Abel Ferrara, em Vício Frenético, imerge o público na psique perturbada de um tenente da polícia de Nova York, um homem consumido pela degradação moral. O protagonista, encarnado com uma força brutal por Harvey Keitel, é um poço de vícios: mergulhado em apostas compulsivas, uso desenfreado de drogas e envolvimento com prostituição, ele opera à margem de qualquer ética profissional, utilizando seu distintivo para saciar seus desejos mais abjetos.
A trama ganha um contorno inesperado quando a investigação de um brutal estupro contra uma freira se torna o catalisador para uma crise existencial particular. Este evento, de uma crueldade chocante, parece despertar no tenente uma perturbadora busca por uma forma de absouição, ou talvez apenas um vislumbre de sentido em seu caos.
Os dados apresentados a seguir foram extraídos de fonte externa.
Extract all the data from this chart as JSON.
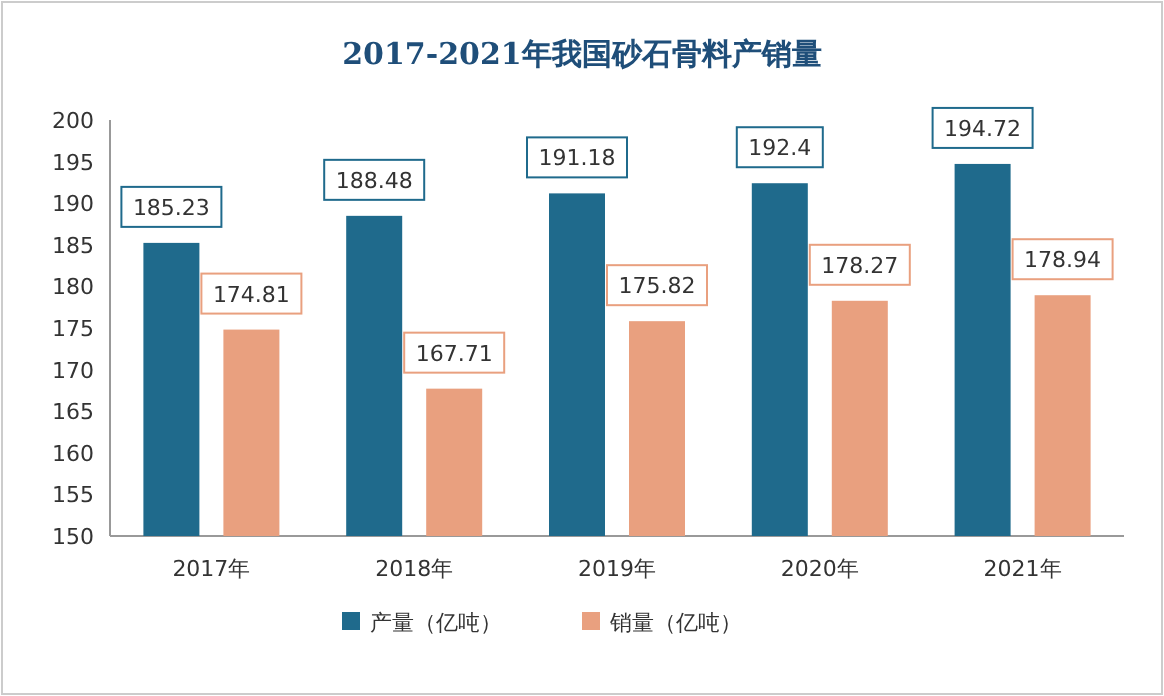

As visões perturbadoras que o assombram, intercaladas com sua rotina de depravação, sugerem uma luta interna singular, onde a fé e a blasfêmia se confundem em um território ambíguo, desafiando a própria lógica da redenção.
Ferrara não recua. Sua direção é crua, quase documental, mergulhando o espectador sem reservas na sujeira das ruas de Nova York e na tormenta da alma do personagem. Não há concessões ou juízos fáceis; o filme apenas observa a derrocada e a tênue possibilidade de uma graça alcançada nos termos mais improváveis. A atuação de Keitel é o motor desta jornada, exibindo uma vulnerabilidade grotesca que magnetiza, tornando palpável o desespero e a estranha humanidade em meio ao abismo. Vício Frenético se solidifica como um estudo incisivo sobre a natureza da corrupção e a complexidade do espírito humano, mesmo quando confrontado com a própria desolação.